Ian Narev explains why the Commonwealth Bank didn't pass on the full rate cut

CBA boss Ian Narev. Photo: supplied.

Commonwealth Bank CEO Ian Narev today explained the reason why the official cash interest rate cut wasn’t passed on in full to home loan customers.

After releasing the bank’s full year results, including a $9.45 billion cash profit, Narev acknowledged the community interest in the interest rate decision.

The big four banks were widely criticised last week for only passing on about half the 0.25 percentage point cut in cash rates to 1.5%. The banks instead also increased some rates on deposits.

The federal government announced that the bank CEOs would be brought before parliament to explain themselves.

Narev described the decision as one balancing the interests of depositors, borrowers and shareholders.
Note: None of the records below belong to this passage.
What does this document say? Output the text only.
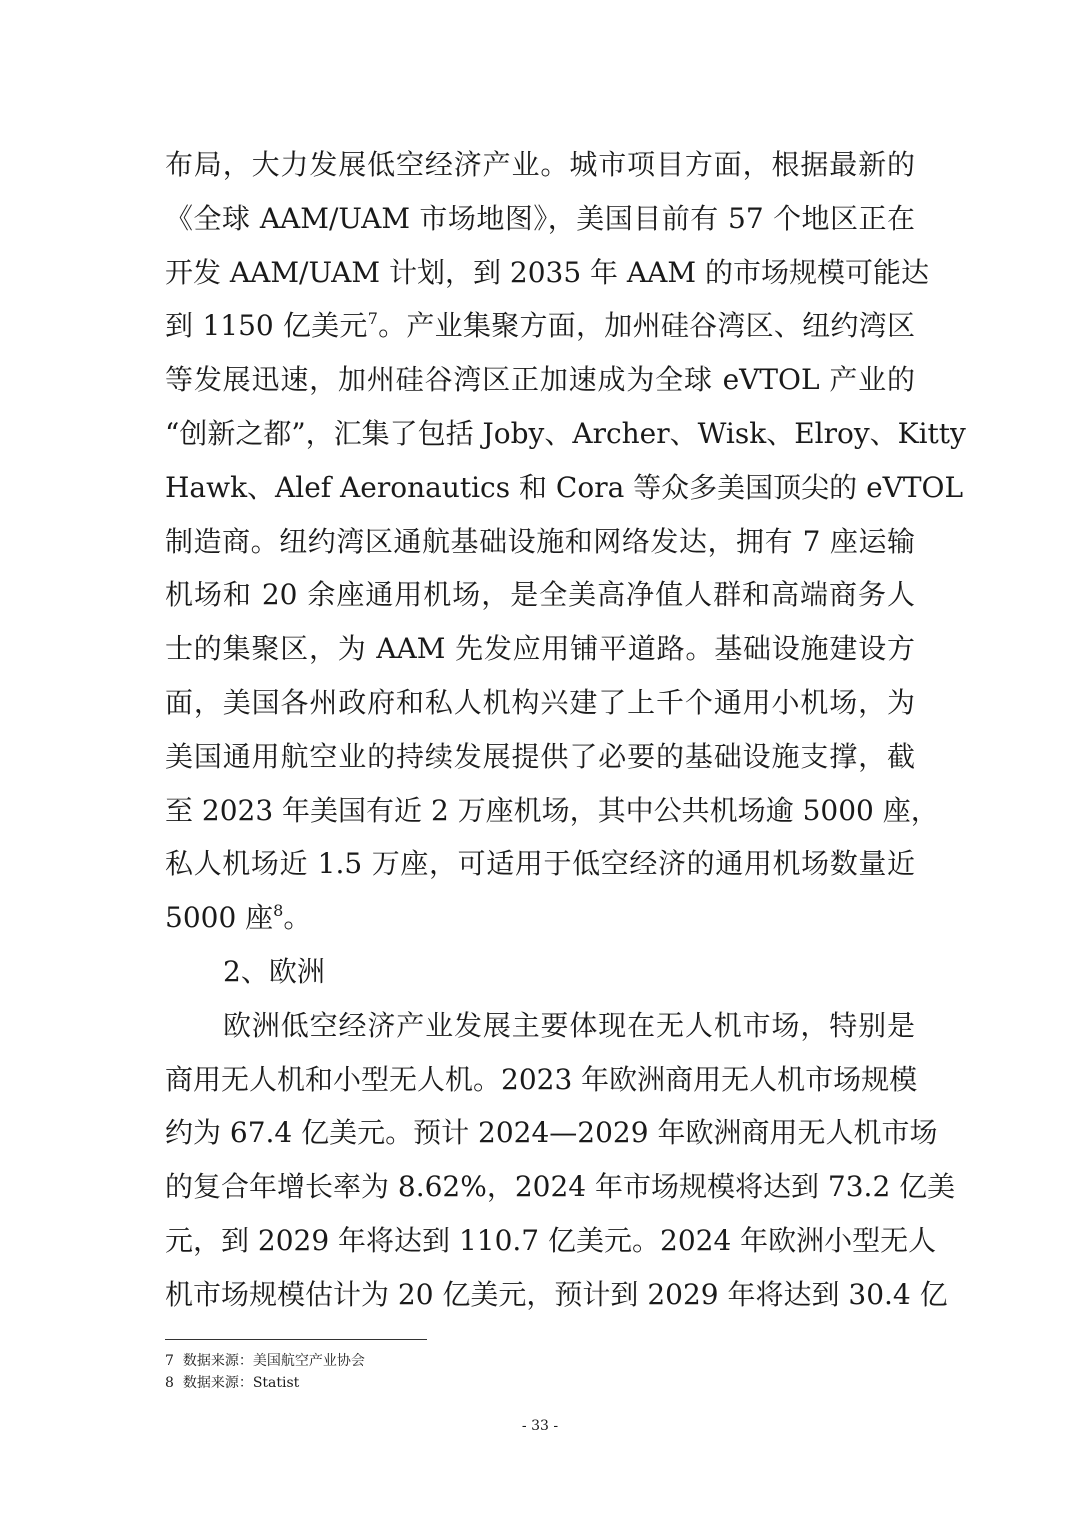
布局，大力发展低空经济产业。城市项目方面，根据最新的
《全球 AAM/UAM 市场地图》，美国目前有 57 个地区正在
开发 AAM/UAM 计划，到 2035 年 AAM 的市场规模可能达
到 1150 亿美元$^7$。产业集聚方面，加州硅谷湾区、纽约湾区
等发展迅速，加州硅谷湾区正加速成为全球 eVTOL 产业的
“创新之都”，汇集了包括 Joby、Archer、Wisk、Elroy、Kitty
Hawk、Alef Aeronautics 和 Cora 等众多美国顶尖的 eVTOL
制造商。纽约湾区通航基础设施和网络发达，拥有 7 座运输
机场和 20 余座通用机场，是全美高净值人群和高端商务人
士的集聚区，为 AAM 先发应用铺平道路。基础设施建设方
面，美国各州政府和私人机构兴建了上千个通用小机场，为
美国通用航空业的持续发展提供了必要的基础设施支撑，截
至 2023 年美国有近 2 万座机场，其中公共机场逾 5000 座，
私人机场近 1.5 万座，可适用于低空经济的通用机场数量近
5000 座$^8$。
2、欧洲
欧洲低空经济产业发展主要体现在无人机市场，特别是
商用无人机和小型无人机。2023 年欧洲商用无人机市场规模
约为 67.4 亿美元。预计 2024—2029 年欧洲商用无人机市场
的复合年增长率为 8.62%，2024 年市场规模将达到 73.2 亿美
元，到 2029 年将达到 110.7 亿美元。2024 年欧洲小型无人
机市场规模估计为 20 亿美元，预计到 2029 年将达到 30.4 亿
7 数据来源：美国航空产业协会
8 数据来源：Statist
- 33 -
“Our very reason for being is to balance between the interests of people who want to give us money to save and people who want to borrow money from us and our shareholders who give us the capital we need to survive,” he says.

“As a result of our decision we gave people a chance to earn more from their deposits, pay less from their home loans and we gave our shareholders to best chance of keeping a strong dividend

“That’s how you balance interests. That’s how you stimulate an economy.”
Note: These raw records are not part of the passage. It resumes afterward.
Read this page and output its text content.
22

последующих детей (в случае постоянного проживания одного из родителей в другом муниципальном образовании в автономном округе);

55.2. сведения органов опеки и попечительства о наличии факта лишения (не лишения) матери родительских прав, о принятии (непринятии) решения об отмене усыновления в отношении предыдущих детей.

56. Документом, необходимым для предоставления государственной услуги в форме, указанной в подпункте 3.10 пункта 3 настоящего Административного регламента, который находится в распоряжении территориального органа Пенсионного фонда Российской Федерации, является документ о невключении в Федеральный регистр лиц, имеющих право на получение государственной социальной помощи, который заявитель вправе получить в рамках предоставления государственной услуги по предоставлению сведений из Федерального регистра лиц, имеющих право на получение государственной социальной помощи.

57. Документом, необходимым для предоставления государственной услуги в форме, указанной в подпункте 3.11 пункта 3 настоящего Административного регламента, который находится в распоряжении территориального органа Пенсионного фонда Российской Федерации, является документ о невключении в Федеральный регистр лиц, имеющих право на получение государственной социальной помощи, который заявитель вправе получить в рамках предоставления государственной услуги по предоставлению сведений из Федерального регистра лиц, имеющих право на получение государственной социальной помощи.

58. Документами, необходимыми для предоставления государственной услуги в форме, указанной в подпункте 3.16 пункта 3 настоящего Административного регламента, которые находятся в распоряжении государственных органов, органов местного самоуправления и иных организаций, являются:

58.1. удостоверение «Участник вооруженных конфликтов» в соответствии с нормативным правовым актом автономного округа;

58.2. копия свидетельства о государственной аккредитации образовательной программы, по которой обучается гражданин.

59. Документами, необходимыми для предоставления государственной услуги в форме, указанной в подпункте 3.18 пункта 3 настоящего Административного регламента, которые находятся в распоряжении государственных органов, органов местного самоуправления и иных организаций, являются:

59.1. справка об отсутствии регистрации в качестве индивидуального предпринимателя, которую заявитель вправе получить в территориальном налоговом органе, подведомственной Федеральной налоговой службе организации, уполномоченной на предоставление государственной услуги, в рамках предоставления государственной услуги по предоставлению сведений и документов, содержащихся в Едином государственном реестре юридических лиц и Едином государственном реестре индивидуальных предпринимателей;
Later, during a presentation to analysts, he used the following slide to illustrate his point:

On Tuesday, ANZ CEO Shayne Elliott also described the decision as a balance between the interests of depositors and borrowers.

“We came to a balanced outcome of passing half of that rate cut onto our mortgage borrowers in particular and small business but also being able to afford to keep a little bit so we can afford to increase the rates that we pay for depositors,” he said.